Following a meeting Health Minister Constantinos Ioannou held with scientists and the track and trace team, the ministry said according to findings, tracers observed an increase in the number of contacts declared by each positive case.
Compared to the first wave, tracers are now finding that each case has an average of seven to eight close contacts up from three to four people.
The Health Ministry’s COVID-19 track and trace team is extending investigations to include secondary contacts of positive cases, which is the contacts of contacts.
“Through this practice, positive cases were detected more quickly, without the loss of valuable time until people who are the link in the chain test positive,” the ministry said.
It noted that the increase in the number of contacts involves family members and work colleagues, raising suspicions that “there is complacency in workplaces.
“It would appear that hygiene protocols are not being faithfully adhered to as concerns socialisation of personnel at work, such as during breaks and non-implementation of personal protection measures”.
Tracing shows that compared to the first wave there is increased transmission of the virus among family members.

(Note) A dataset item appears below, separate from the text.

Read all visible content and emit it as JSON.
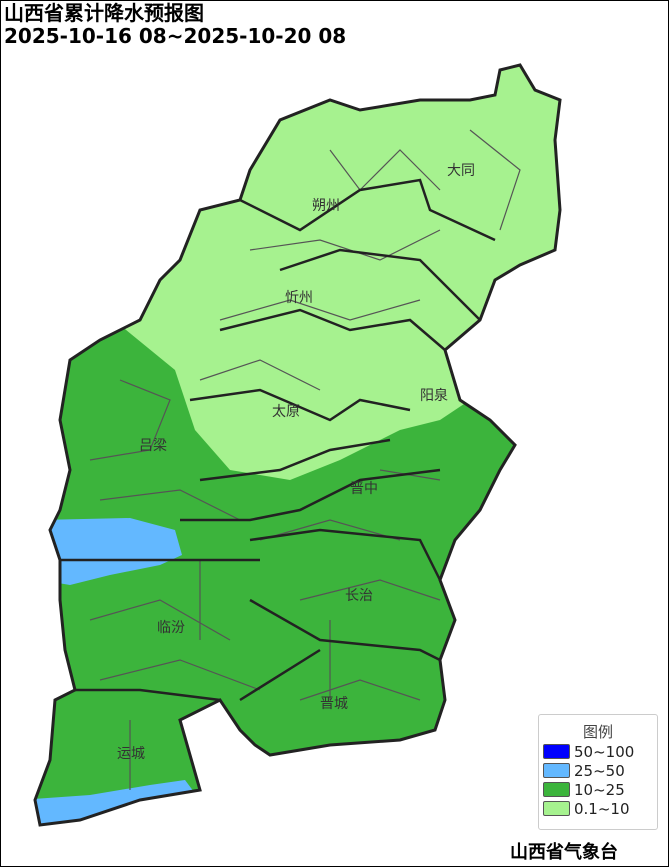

The findings are expected to slow the exit out of a second national lockdown introduced in January, as the government is not expected to increase home visit from the current four allowed at any one time.
On 8 February, home visits were relaxed to allow just four people, including children, to visit a household. Visitors can be relatives or friends.
Businesses are allowed to have up to 50% of their staff return to work on the condition they follow the weekly testing guideline.
Domestic helpers and self-employed such as plumbers, electricians, and gardeners must also get tested weekly.